I did NOT say that Seimens was the only one with a design, please read more carefully next time.

What the heck it the matter with you people? Have a few of you gone off your rockers and have become SO fanatical as to believe your own BS?

I think synthetic fuels is A possible solution, that is all. I have heard a lot of grumbling and negativity which has now turned into essentially "liquid fuels are the devil's work". You really need to get some perspective.



You are NO prophet, not even close, that is for sure. We will review your rant periodically and take special note of your prediction that liquid fuels will become "quaint". I believe that all self proclaimed prophets should be held accountable for their absurd predictions.

Sean Prophet

Math, SJC. 2030 is 18 years away, not 10. I don't deny those cars exist, only that people will find it a good idea to drive them using conventional fuels in 2030. Anything gas-only that gets less than 40mpg will be junked by 2020 at the latest. Unless said vehicle is driven by the super rich or involved in commercial heavy transport. Mark my words. We're looking at $8-$10 gallon by 2020. Conventional autos are not viable for the middle class at those prices. Electric autos will be. The only savior of the ICE might be cheap renewable carbon neutral biofuels in such quantity as to satisfy world demand and depress conventional crude prices. But those renewable fuels will only be developed if there isn't a better alternative, such as advanced batteries.


"In March 2009, RL Polk released a study conducted between 2007 to 2008 which indicated that the median age of passenger cars in operation in the US increased to 9.4 years, and that the median age for light trucks increased from 7.1 years in 2007 to 7.5 years in 2008."

Half of the vehicles we drive now are going to be replaced within 10 years. What we replace them with is up to us.


"you haven't been doing your homework."

Like memorizing the Koch Brothers Gospel


Very few people (less than 10%) keep their car more than 10 years in our area.

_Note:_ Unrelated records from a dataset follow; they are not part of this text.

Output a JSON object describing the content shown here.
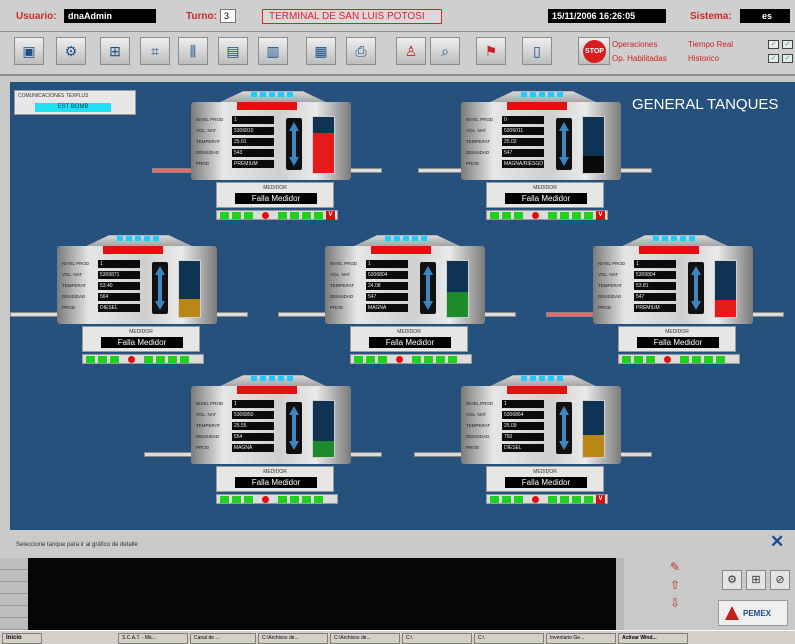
{
  "header": {
    "usuario_label": "Usuario:",
    "usuario_value": "dnaAdmin",
    "turno_label": "Turno:",
    "turno_value": "3",
    "terminal": "TERMINAL DE  SAN LUIS POTOSI",
    "datetime": "15/11/2006  16:26:05",
    "sistema_label": "Sistema:",
    "sistema_value": "es"
  },
  "toolbar": {
    "buttons": [
      "tv-icon",
      "pump-icon",
      "valve-icon",
      "chart-icon",
      "tank-icon",
      "screen-icon",
      "monitor-icon",
      "folder-icon",
      "printer-icon",
      "person-icon",
      "search-icon",
      "antenna-icon",
      "document-icon"
    ],
    "stop_label": "STOP",
    "operaciones": "Operaciones",
    "op_habilitadas": "Op. Habilitadas",
    "tiempo_real": "Tiempo Real",
    "historico": "Historico"
  },
  "main": {
    "comm_title": "COMUNICACIONES TEXPLUS",
    "comm_value": "EST BOMB",
    "title": "GENERAL TANQUES",
    "row_labels": [
      "NIVEL PROD",
      "VOL. NAT",
      "TEMPERAT",
      "DENSIDAD",
      "PROD"
    ],
    "medidor_title": "MEDIDOR",
    "tanks": [
      {
        "values": [
          "1",
          "5306810",
          "25.01",
          "543",
          "PREMIUM"
        ],
        "medidor": "Falla Medidor",
        "level": 0.72,
        "fill_color": "#e41b1b",
        "v_flag": true
      },
      {
        "values": [
          "0",
          "5306011",
          "25.02",
          "547",
          "MAGNA/RIESGO"
        ],
        "medidor": "Falla Medidor",
        "level": 0.3,
        "fill_color": "#0a0a0a",
        "v_flag": true
      },
      {
        "values": [
          "1",
          "5306871",
          "53.40",
          "564",
          "DIESEL"
        ],
        "medidor": "Falla Medidor",
        "level": 0.32,
        "fill_color": "#b98716",
        "v_flag": false
      },
      {
        "values": [
          "1",
          "5306804",
          "24.08",
          "547",
          "MAGNA"
        ],
        "medidor": "Falla Medidor",
        "level": 0.45,
        "fill_color": "#1d8a2c",
        "v_flag": false
      },
      {
        "values": [
          "1",
          "5306804",
          "53.81",
          "547",
          "PREMIUM"
        ],
        "medidor": "Falla Medidor",
        "level": 0.3,
        "fill_color": "#e41b1b",
        "v_flag": false
      },
      {
        "values": [
          "1",
          "5306850",
          "25.55",
          "554",
          "MAGNA"
        ],
        "medidor": "Falla Medidor",
        "level": 0.28,
        "fill_color": "#1d8a2c",
        "v_flag": false
      },
      {
        "values": [
          "1",
          "5306864",
          "25.09",
          "750",
          "DIESEL"
        ],
        "medidor": "Falla Medidor",
        "level": 0.4,
        "fill_color": "#b98716",
        "v_flag": true
      }
    ]
  },
  "status": {
    "message": "Seleccione tanque para ir al gráfico de detalle"
  },
  "pemex_label": "PEMEX",
  "taskbar": {
    "items": [
      "Inicio",
      "S.C.A.T. - Mic...",
      "Canal de ...",
      "C:\\Archivos de...",
      "C:\\Archivos de...",
      "C:\\",
      "C:\\",
      "Inventario Ge...",
      "Activar Wind..."
    ]
  }
}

In reality, about 80%+ of us will change their car at least twice between now and 2030. If the next change was for a new HEV and the following change for a new BEV...that would leave fewer new ICEVs on the roads by 2020/2022 and very few new ICEVs on our roads after 2030.

Toyota has already sold about 3 M HEVs and many other manufacturers (and many more Toyota models) are getting on board in the next 2 or 3 years. By 2015, HEVs sales will multiply. Lower cost simplified PHEVs will also sell much better by 2015. BEVs will also sell much better after 2015 or whenever improved batteries are mass produced at lower cost.

By 2020/2025 or shortly thereafter, HEVs + PHEVs + BEVs will start to out sell ICEVs. By 2030, ICEVs (and HEVs) sales will be on a steep downward curve.

ICEVs with over 100g/Km emissions will soon be banned from many city centers.


You seem to think that in 8, 10 or 18 years so many more people will see the light and replace their cars with electric cars, I do not see the evidence and neither do you.

I used 2020 and 2030 because our favorite date naming contestant keeps using those. If I said in 1992 the EV1 cars would dominate and liquid fuel would be "quaint" by 2012, people would have said my predication was wrong and they would have been right.


"Mark my words.."

oooo Sean, we are so in awe of the "prophet", as if you know anything at all, wow, what a delusional mentality. NO one has a crystal ball, where they can see the future and neither do you.